Histoire de la photographie selon Jan Dibbets

MUSEE D’ART MODERNE DE LA VILLE DE PARIS, Mars-Juillet 2016

Jan Dibbets, shortest day at my house in Amsterdam 1970_la boite de Pandore_MAMVP_6 avril 2016

Pandore apporta donc le vase rempli de maux et l’ouvrit. C’était le présent des dieux aux hommes, un présent de belle apparence et séduisant, surnommé le « vase du bonheur ». Alors sortirent d’un vol tous les maux, êtres vivants ailés; depuis lors, ils rôdent autour de nous et font tort à l’homme jour et nuit. Un seul mal ne s’était pas encore échappé du vase : alors Pandore, suivant la volonté de Zeus, remit le couvercle, et il resta dedans. Pour toujours, l’homme a maintenant chez lui le vase de bonheur et pense merveilles du trésor qu’il possède en lui, il se tient à son service, il cherche à le saisir quand l’envie lui prend; car il ne sait pas que ce vase apporté par Pandore est le vase des maux et il tient le mal resté au fond pour la plus grande des félicités, – c’est l’Espérance. – Zeus voulait en effet que, même torturé par les autres maux, l’homme ne rejetât cependant point la vie, continuât à se laisser torturer toujours à nouveau. C’est pourquoi il donne à l’homme l’Espérance : elle est en vérité le pire des maux, parce qu’elle prolonge les tortures des hommes.

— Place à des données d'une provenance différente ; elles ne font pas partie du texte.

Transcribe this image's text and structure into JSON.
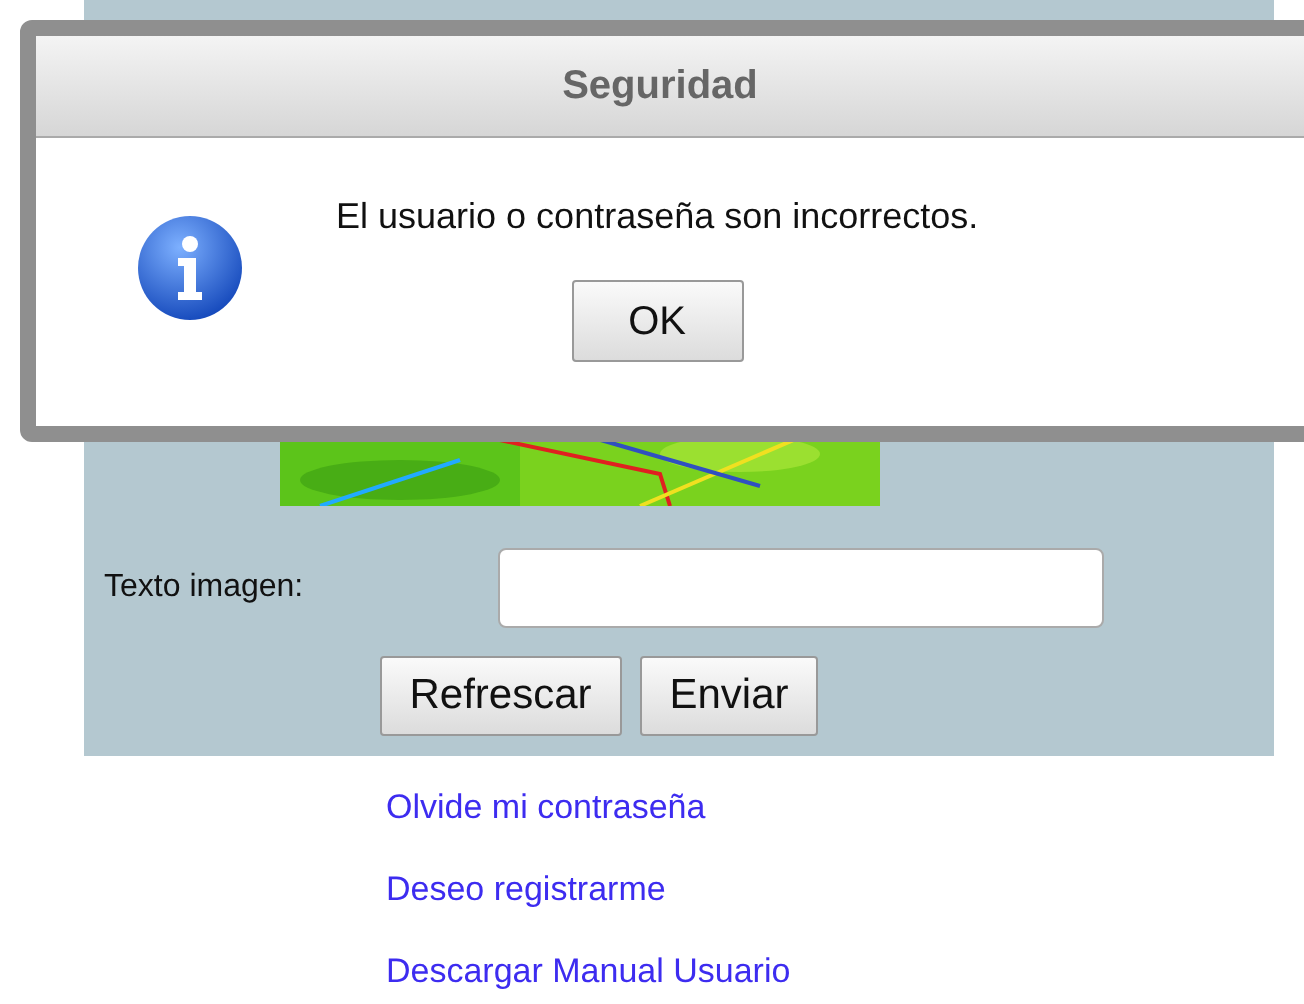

Pour servir à l’histoire des sentiments moraux, Nietzsche, Humain, trop humain, § 71

« La boîte de Pandore » est une exposition sur l’histoire de la photographie vue par l’artiste Jan Dibbets. Le résultat est extrêmement intéressant et surprenant : cela ne ressemble en rien à une histoire de la photographie traditionnelle. Par-delà un fil directeur vaguement ou du moins largement thématique (origine de la photographie et photographie scientifique, expériences photographiques, objets photographiques), l’accrochage se révèle un vrai tour de force.
La confrontation des oeuvres, -parfois par-delà les décennies (Anna Atkins face à Karl Blossfeldt, Gustave le Gray face à Hiroshi Sugimoto, Josef Albers près de James Welling, les nuages de Sol Lewitt près de ceux de Muybridge) et les catégories (l’art voisinant avec la science…)- donne à voir le photographique comme technique, process et un champ de possibles particulièrement ouvert.

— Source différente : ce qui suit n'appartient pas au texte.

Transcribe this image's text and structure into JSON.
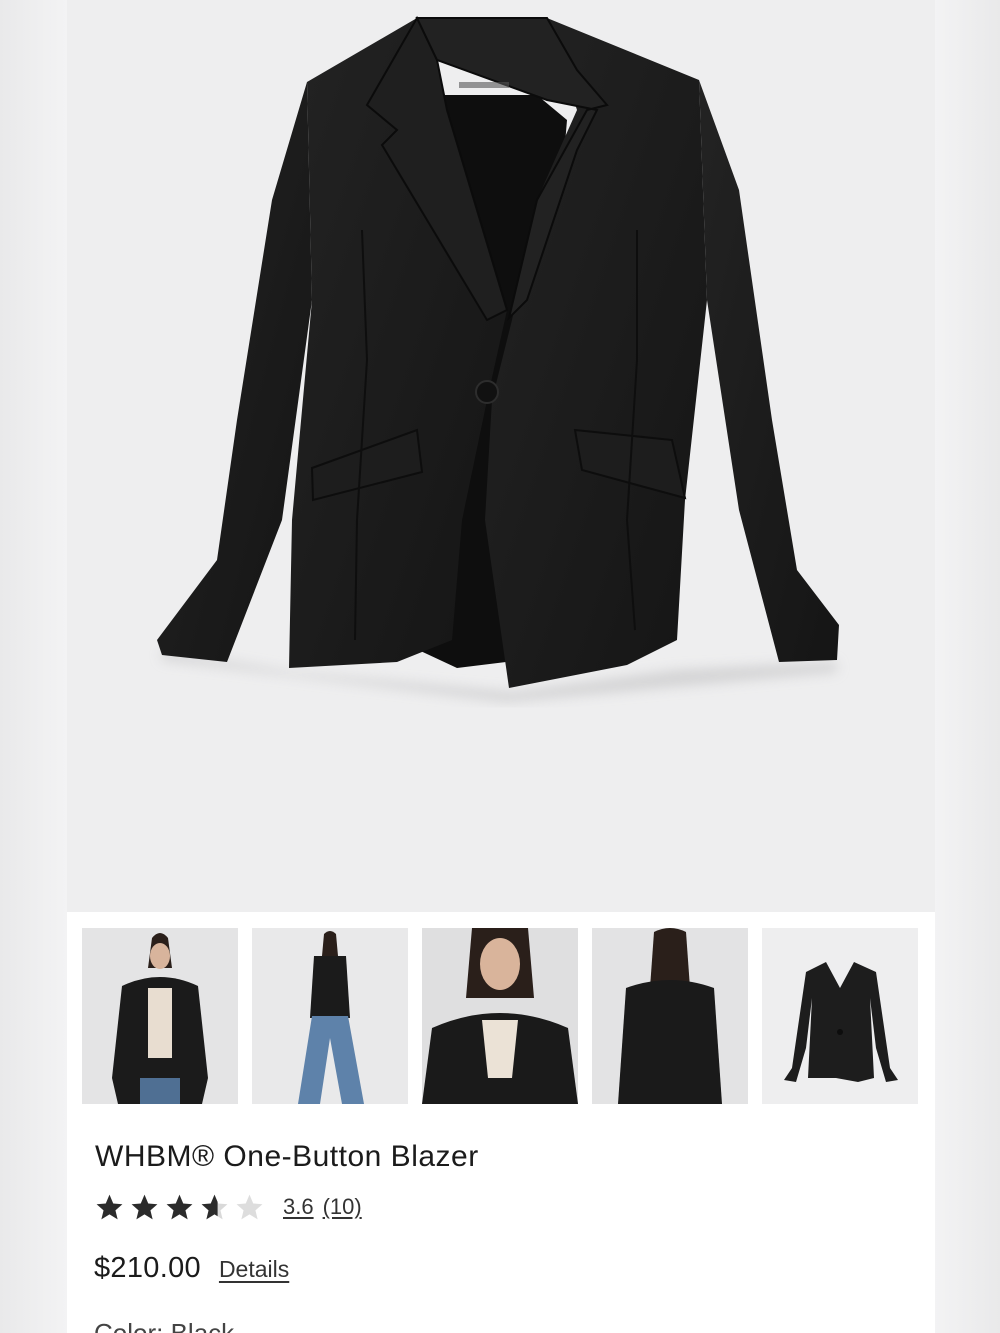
{
  "product": {
    "title": "WHBM® One-Button Blazer",
    "rating": {
      "value_label": "3.6",
      "count_label": "(10)",
      "stars_total": 5,
      "stars_filled": 3.6
    },
    "price": "$210.00",
    "details_label": "Details",
    "color_label": "Color: Black"
  },
  "gallery": {
    "main_image": "black-blazer-flat-lay",
    "thumbnails": [
      {
        "name": "model-front-open-blazer"
      },
      {
        "name": "model-full-length-jeans"
      },
      {
        "name": "model-closeup-blazer"
      },
      {
        "name": "model-back-view"
      },
      {
        "name": "blazer-flat-lay"
      }
    ]
  },
  "colors": {
    "hero_bg": "#eeeeef",
    "garment": "#1c1c1c",
    "star_filled": "#2b2b2b",
    "star_empty": "#d9d9d9"
  }
}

C’est là la grande réussite de cette exposition, montrer les multiples expérimentations à l’oeuvre dans l’histoire de la photographie : de la photographie scientifique à la chronophotographie de Muybridge et Marey, des créations des avant-gardes surréalistes ou constructivistes et suprématistes (Man Ray, Rodtchenko, Moholy Nagy, El Lissitzky, Bérénice Abbott etc.) aux « objets photographiques » -images purement numériques- de Thomas Ruff, Seth Price, Spiros Hadjidjanos …en passant par la photographie documentaire ou sociale de Walker Evans et des Becher. Comme le dit Dibbets, il s’agit de rappeler les origines de la photographie afin d’envisager son avenir.

Bien que nombre d’oeuvres majeures soient présentes (les pavés de Brassaï, le portrait d’Allie Mae Burroughs de Walker Evans, Luisa Casati de Man Ray, des abstractions de Paul Strand, des traces d’intervention de Robert Smithson ou Richard Long, des chevalements de mine des Becher, « rovesciare i propri occhi », 1970 de Giuseppe Penone, les 62 membres du Club Mickey en 1955 de Boltanski…), on relève pas mal de découvertes, de raretés, d’oeuvres de photographes méconnus dans cette exposition. A noter par ailleurs une très belle salle consacrée à Muybridge, que Dibbets considère comme l’inventeur de la sérialité et par-là même le préalable nécessaire au minimalisme ou à Warhol. A voir!

Je passe en revanche sur « Double je » (à l’exception peut-être du labyrinthe), exploration d’une scène de crime au palais de Tokyo, exposition très hétéroclite, ménageant plus de place aux artisans d’art qu’aux artistes et où il est difficile de véritablement pénétrer malgré la fiction qui la sous-tend.